Got it! He did not write that Cheney sent him. Joe Wilson isn’t lying, Andrea Mitchell is. Moreover, when Wilson appeared on Meet the Press on July 6, 2003 with Andrea, he did not say what she claims he did. Here’s the relevant portion of the transcript:

MS. MITCHELL: But, in fact, many officials, including the president, the vice president, Donald Rumsfeld, were referring to the Niger issue as though it were fact, as though it were true and they were told by the CIA, this information was passed on in the national intelligence estimate, I’ve been told, with a caveat from the State Department that it was highly dubious based on your trip but that that caveat was buried in a footnote, in the appendix. So was the White House misled? Were they not properly briefed on the fact that you had the previous February been there and that it wasn’t true?

AMB. WILSON: No. No. In actual fact, in my judgment, I have not seen the estimate either, but there were reports based upon my trip that were submitted to the appropriate officials. The question was asked of the CIA by the office of the vice president. The office of the vice president, I am absolutely convinced, received a very specific response to the question it asked and that response was based upon my trip out there.

Shocking! Joe Wilson consistently said that the request originated with the Vice President and was passed to the CIA. Don’t stop there, that is also what the Senate Select Committee on Intelligence reported in July 2004.

Be sure to read all of Larry Johnson’s post, which corrects a number of other oft-repeated falsehoods.

By the way, if you’ve got a second, please send an email to Chris Matthews with a link to the Larry Johnson article. Be polite.

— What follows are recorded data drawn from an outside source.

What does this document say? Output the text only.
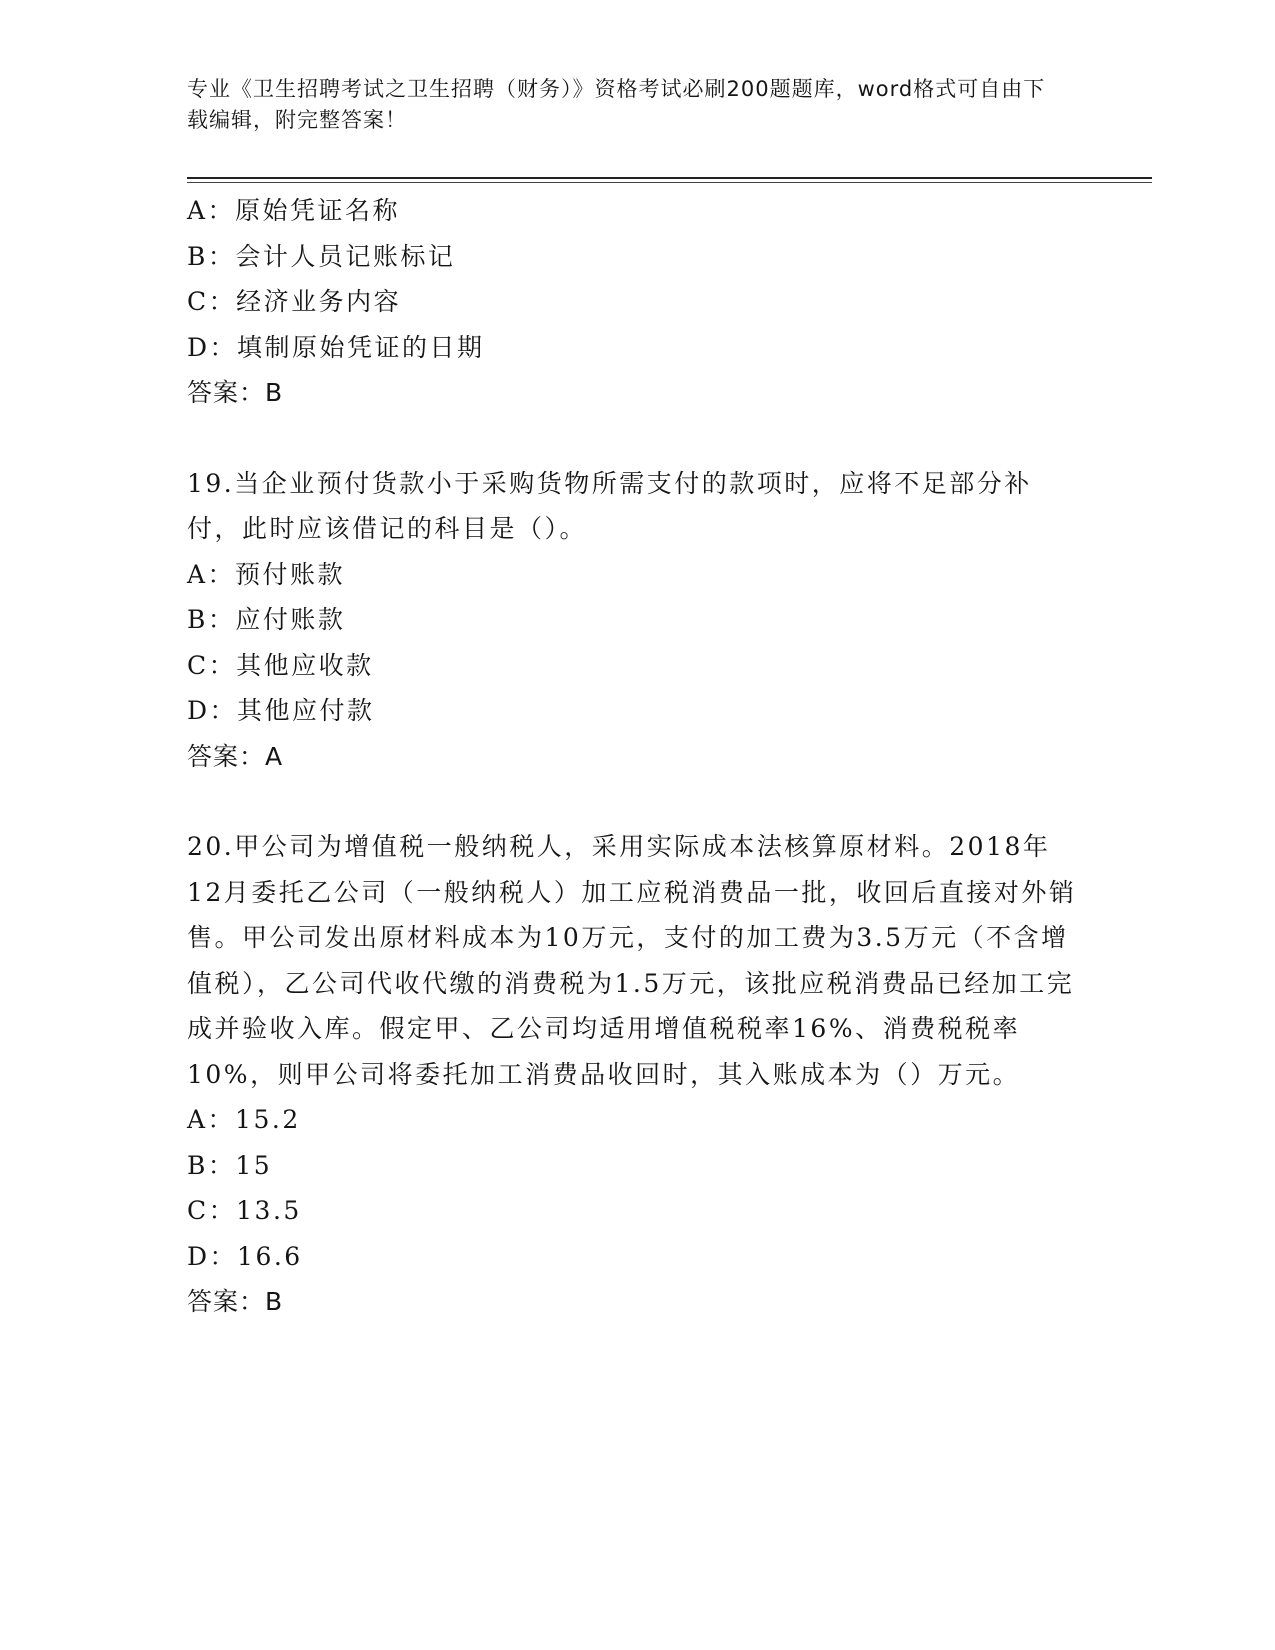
专业《卫生招聘考试之卫生招聘（财务）》资格考试必刷200题题库，word格式可自由下载编辑，附完整答案！

A：原始凭证名称

B：会计人员记账标记

C：经济业务内容

D：填制原始凭证的日期

答案：B

19.当企业预付货款小于采购货物所需支付的款项时，应将不足部分补付，此时应该借记的科目是（）。

A：预付账款

B：应付账款

C：其他应收款

D：其他应付款

答案：A

20.甲公司为增值税一般纳税人，采用实际成本法核算原材料。2018年12月委托乙公司（一般纳税人）加工应税消费品一批，收回后直接对外销售。甲公司发出原材料成本为10万元，支付的加工费为3.5万元（不含增值税），乙公司代收代缴的消费税为1.5万元，该批应税消费品已经加工完成并验收入库。假定甲、乙公司均适用增值税税率16%、消费税税率10%，则甲公司将委托加工消费品收回时，其入账成本为（）万元。

A：15.2

B：15

C：13.5

D：16.6

答案：B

Matthews’s program still suffers from a misguided attempt to create “balance” by pairing up rightes and lefties and giving both points of view equal time and equal weight even if one side is either ignorant of the facts or lying its butt off. (Most mismatched couple: Kate O’Beirne and Bob Herbert, Hardball, October 12.) As someone, I believe Eric Alterman, once said, television producers seem to think “balance” means that if someone on your program says the earth is round, you have to give the views of the Flat Earth Society equal time and respect. As if there were no such thing as objective fact. Yes, people can have diverse opinions–e.g., the potential effects of proposed tax legislation or who’s going to win the World Series. But when Andrea Mitchell misquotes Joe Wilson and calls him a liar because of something he didn’t say, and the “host” sits and lets the lie pass without correction, that’s not “balance.” And it sure as heck isn’t journalism.